Als onderhoudsmonteur moest ik een keer tijdens de pauze met Jan Rokven nieuwe messen zetten in een leemmenger. Daarna zou hij gaan eten en kon de menger weer volgestort worden met leem. Ik moest er bij blijven staan om te kijken of de messen op hun plaats bleven en alles in orde was. Op een geven moment gaf ik aan dat de laatste kar met leem naar boven kon komen, want dan was hij vol.
Hoe en wat er toen gebeurde, weet ik niet, want het ging zo snel. Er kwam een losgeslagen kiepkar met leem naar beneden die ik niet zag aankomen. Hij kwam tegen mijn schouder en ik viel voorover in de menger met de nieuwe messen. Goed dat die al vol was en ik een engel op mijn schouder had én dat een medewerker het op een afstand zag gebeuren en met al wat hij geleerd had riep: “zet de menger stil, want Gerard ligt erin!!”
Het was op tijd, maar ik heb er lang nachtmerries aan overgehouden. Mijn moeder kon dat dan beneden op het opkamer horen, en dan kwam ze altijd even boven kijken. De directeur kwam dezelfde avond nog langs om naar mijn toestand te informeren. Hij bracht drie zakken kolen mee en omdat ik kostwinner was, konden we die heel goed gebruiken!
Van een oud-collega kreeg ik deze foto`s van de steenoven nog toegestuurd.
De eerste foto is voor mij heel belangrijk; Marines Berendonk op zijn nieuwe Ruston locomotief in Udenhout op het steenfabriek. Hij heeft ervoor gezorgd dat ik er ook kon werken. Marines is voor mij altijd een vader geweest toen mijn vader stief; ik was toen pas 15. Hij woonde bij ons in de buurt. Traktement zat er bij mijn moeder niet aan, er liepen er nog 6 meer rond, maar van Marines en Cato kreeg ik elke week 50 cent en een hond voor fl. 2.50, maar die moest ik wel daar mee afbetalen. Ik had van Marines nog geen foto, zo zie je maar wat een foto nog belangrijk kan zijn op mijn latere leeftijd!

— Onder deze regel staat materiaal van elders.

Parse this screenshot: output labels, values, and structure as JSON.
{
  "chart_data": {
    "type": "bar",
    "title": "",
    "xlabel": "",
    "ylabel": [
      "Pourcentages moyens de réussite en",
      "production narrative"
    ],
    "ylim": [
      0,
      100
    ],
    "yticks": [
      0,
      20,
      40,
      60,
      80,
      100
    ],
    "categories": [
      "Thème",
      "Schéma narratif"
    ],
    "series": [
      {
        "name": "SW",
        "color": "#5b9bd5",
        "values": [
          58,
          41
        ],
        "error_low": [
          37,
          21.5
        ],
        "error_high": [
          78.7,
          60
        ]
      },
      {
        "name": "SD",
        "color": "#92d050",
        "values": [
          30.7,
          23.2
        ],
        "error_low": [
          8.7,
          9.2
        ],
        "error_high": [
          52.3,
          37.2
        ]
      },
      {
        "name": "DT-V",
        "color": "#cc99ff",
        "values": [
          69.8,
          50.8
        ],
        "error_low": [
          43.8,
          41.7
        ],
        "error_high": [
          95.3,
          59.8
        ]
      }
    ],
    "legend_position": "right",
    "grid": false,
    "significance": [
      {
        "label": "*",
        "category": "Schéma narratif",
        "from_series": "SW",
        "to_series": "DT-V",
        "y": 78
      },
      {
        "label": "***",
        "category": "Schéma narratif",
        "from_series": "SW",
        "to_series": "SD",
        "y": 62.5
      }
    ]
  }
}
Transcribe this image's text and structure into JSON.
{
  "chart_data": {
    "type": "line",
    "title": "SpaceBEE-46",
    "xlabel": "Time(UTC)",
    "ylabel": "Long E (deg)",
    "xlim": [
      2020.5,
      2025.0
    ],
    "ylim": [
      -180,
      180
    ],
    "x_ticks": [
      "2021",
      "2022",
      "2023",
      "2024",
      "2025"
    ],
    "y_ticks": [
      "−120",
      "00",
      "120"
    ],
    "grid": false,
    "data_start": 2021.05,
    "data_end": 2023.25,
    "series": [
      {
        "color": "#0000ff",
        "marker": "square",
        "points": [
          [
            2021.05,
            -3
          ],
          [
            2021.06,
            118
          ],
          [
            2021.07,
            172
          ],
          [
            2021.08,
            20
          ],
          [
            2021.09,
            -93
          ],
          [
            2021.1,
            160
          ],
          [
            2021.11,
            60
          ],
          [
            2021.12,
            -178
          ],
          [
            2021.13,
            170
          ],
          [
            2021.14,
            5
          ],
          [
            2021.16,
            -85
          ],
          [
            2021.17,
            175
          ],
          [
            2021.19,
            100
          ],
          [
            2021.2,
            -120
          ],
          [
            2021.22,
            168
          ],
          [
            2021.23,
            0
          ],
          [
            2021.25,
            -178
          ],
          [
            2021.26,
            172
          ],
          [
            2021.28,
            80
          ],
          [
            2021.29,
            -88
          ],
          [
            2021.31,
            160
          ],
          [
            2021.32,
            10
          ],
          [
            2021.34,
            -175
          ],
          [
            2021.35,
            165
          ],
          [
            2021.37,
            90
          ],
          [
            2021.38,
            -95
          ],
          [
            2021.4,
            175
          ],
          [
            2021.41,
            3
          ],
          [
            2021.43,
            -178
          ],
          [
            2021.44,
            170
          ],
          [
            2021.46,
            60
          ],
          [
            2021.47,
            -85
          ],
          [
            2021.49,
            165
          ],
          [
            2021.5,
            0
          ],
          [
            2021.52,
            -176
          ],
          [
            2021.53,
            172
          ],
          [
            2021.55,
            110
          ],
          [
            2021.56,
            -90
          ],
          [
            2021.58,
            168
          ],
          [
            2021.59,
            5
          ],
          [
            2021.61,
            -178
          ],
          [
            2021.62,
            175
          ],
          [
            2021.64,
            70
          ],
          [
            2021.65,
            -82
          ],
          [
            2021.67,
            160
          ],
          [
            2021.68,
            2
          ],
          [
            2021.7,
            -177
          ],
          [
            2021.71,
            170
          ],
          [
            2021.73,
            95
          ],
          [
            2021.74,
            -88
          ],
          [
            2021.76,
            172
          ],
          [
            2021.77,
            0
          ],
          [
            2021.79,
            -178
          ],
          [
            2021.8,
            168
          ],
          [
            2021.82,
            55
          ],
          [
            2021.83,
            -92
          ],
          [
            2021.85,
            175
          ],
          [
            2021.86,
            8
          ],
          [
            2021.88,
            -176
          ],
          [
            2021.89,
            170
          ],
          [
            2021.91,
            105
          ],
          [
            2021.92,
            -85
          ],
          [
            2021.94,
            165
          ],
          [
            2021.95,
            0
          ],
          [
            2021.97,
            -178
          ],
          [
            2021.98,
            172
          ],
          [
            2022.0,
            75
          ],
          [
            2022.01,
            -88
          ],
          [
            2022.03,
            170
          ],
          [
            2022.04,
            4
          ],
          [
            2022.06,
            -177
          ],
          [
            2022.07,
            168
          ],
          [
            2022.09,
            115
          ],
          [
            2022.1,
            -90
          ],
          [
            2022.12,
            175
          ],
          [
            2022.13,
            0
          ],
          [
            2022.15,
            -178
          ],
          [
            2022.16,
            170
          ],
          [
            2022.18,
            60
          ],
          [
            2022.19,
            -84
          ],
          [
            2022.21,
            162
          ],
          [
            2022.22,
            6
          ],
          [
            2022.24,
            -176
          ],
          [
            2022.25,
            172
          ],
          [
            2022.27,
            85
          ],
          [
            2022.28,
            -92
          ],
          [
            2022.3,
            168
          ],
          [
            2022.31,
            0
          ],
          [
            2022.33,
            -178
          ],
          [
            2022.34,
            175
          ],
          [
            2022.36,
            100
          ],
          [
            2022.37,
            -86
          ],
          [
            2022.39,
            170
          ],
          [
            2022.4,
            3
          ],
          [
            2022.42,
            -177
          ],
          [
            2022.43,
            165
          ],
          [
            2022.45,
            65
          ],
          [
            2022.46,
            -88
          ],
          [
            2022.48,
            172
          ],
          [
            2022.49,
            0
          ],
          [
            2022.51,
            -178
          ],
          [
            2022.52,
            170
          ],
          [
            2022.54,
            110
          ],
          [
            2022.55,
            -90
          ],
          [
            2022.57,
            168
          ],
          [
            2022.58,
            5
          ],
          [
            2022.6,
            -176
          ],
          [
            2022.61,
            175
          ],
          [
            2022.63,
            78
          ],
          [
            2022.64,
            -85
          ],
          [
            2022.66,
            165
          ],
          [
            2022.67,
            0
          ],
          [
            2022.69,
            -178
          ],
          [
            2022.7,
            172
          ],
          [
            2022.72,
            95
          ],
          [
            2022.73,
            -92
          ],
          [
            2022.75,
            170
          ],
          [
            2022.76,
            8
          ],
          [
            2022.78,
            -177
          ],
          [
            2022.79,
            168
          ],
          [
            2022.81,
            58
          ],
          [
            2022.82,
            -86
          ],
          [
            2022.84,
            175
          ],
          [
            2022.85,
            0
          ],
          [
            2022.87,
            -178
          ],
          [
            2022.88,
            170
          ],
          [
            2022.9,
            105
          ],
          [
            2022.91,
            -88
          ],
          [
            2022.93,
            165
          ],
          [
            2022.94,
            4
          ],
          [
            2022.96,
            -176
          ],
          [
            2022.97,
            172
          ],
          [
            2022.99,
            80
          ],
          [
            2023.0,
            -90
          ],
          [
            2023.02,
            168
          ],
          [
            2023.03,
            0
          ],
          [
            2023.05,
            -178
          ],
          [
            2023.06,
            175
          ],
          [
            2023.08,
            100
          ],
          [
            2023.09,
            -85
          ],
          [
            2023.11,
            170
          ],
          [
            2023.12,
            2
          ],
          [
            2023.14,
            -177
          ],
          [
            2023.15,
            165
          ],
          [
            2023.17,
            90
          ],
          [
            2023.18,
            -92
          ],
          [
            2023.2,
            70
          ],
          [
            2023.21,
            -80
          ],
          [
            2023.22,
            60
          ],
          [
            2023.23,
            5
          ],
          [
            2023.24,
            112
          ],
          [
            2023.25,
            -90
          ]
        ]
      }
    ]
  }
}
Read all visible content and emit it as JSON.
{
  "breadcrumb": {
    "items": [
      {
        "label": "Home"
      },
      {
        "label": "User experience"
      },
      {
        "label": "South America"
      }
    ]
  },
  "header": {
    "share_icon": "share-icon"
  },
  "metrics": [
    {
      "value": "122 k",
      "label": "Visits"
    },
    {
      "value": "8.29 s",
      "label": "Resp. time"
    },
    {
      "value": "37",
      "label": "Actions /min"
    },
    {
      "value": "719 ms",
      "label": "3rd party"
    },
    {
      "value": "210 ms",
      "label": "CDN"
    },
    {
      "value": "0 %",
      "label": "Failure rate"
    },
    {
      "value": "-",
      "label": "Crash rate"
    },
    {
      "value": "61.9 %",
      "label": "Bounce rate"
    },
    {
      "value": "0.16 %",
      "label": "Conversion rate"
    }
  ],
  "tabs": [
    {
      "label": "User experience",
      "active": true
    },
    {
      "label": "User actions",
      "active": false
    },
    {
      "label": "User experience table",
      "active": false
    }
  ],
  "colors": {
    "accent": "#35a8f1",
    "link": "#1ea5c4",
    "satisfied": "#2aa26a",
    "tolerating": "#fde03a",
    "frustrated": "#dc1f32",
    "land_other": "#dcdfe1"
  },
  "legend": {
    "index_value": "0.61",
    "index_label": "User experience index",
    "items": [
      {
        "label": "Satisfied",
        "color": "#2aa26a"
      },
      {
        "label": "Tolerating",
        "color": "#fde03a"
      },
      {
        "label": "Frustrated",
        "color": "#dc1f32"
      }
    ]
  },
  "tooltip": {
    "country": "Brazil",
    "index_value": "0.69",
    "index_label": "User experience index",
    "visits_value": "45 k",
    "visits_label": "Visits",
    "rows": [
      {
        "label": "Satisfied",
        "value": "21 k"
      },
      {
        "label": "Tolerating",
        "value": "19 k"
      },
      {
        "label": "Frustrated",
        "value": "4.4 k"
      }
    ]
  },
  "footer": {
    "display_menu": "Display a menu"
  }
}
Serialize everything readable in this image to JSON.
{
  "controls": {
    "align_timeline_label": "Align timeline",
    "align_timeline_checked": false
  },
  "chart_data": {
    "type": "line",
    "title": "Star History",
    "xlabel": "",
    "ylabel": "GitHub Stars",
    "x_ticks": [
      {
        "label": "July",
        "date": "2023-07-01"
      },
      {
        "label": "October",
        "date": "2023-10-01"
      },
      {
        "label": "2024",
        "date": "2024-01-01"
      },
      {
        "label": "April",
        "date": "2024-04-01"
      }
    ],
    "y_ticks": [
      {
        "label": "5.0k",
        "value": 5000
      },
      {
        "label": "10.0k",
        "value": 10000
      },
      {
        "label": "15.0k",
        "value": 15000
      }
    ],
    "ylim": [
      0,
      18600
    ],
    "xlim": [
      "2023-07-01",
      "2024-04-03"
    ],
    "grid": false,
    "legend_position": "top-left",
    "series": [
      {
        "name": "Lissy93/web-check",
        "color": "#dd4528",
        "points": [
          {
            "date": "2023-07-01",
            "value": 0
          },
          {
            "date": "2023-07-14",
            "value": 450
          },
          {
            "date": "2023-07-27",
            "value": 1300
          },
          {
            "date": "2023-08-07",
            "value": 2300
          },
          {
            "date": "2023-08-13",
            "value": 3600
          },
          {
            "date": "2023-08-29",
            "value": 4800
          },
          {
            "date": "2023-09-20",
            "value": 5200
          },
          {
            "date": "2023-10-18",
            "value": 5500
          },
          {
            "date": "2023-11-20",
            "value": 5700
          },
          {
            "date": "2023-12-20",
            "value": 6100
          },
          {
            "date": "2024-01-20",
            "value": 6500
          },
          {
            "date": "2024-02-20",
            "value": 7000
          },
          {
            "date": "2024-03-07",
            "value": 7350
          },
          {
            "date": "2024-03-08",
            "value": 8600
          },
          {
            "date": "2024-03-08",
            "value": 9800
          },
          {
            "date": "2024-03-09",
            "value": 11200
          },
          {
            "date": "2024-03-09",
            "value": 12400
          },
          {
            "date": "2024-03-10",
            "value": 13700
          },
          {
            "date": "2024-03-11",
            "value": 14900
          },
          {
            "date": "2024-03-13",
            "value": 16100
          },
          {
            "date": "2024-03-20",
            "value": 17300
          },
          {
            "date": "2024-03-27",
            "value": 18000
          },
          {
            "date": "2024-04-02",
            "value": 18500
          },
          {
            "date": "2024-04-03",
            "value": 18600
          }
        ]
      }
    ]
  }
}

Over de laatste foto het volgende; ik heb eerder in dit artikel geschreven dat ik ook een tijdje machinist op een loc ben geweest op het pas gestorte zand in de leemputten. Daarbij schreef ik dat bij een hoosbui (terwijl ik in schafkeet zat) het pas gestorte zand onder de rails weg spoelde! Ik wist niet dat er een foto van gemaakt was! Je ziet mijn karren, die in de put lagen. Mijn loc had ik met veel angst al rijdend heel aan de overkant weten te krijgen, maar ik zat er zelf niet op. Ik kreeg een pluimpje van Hein van Doveren de putbaas!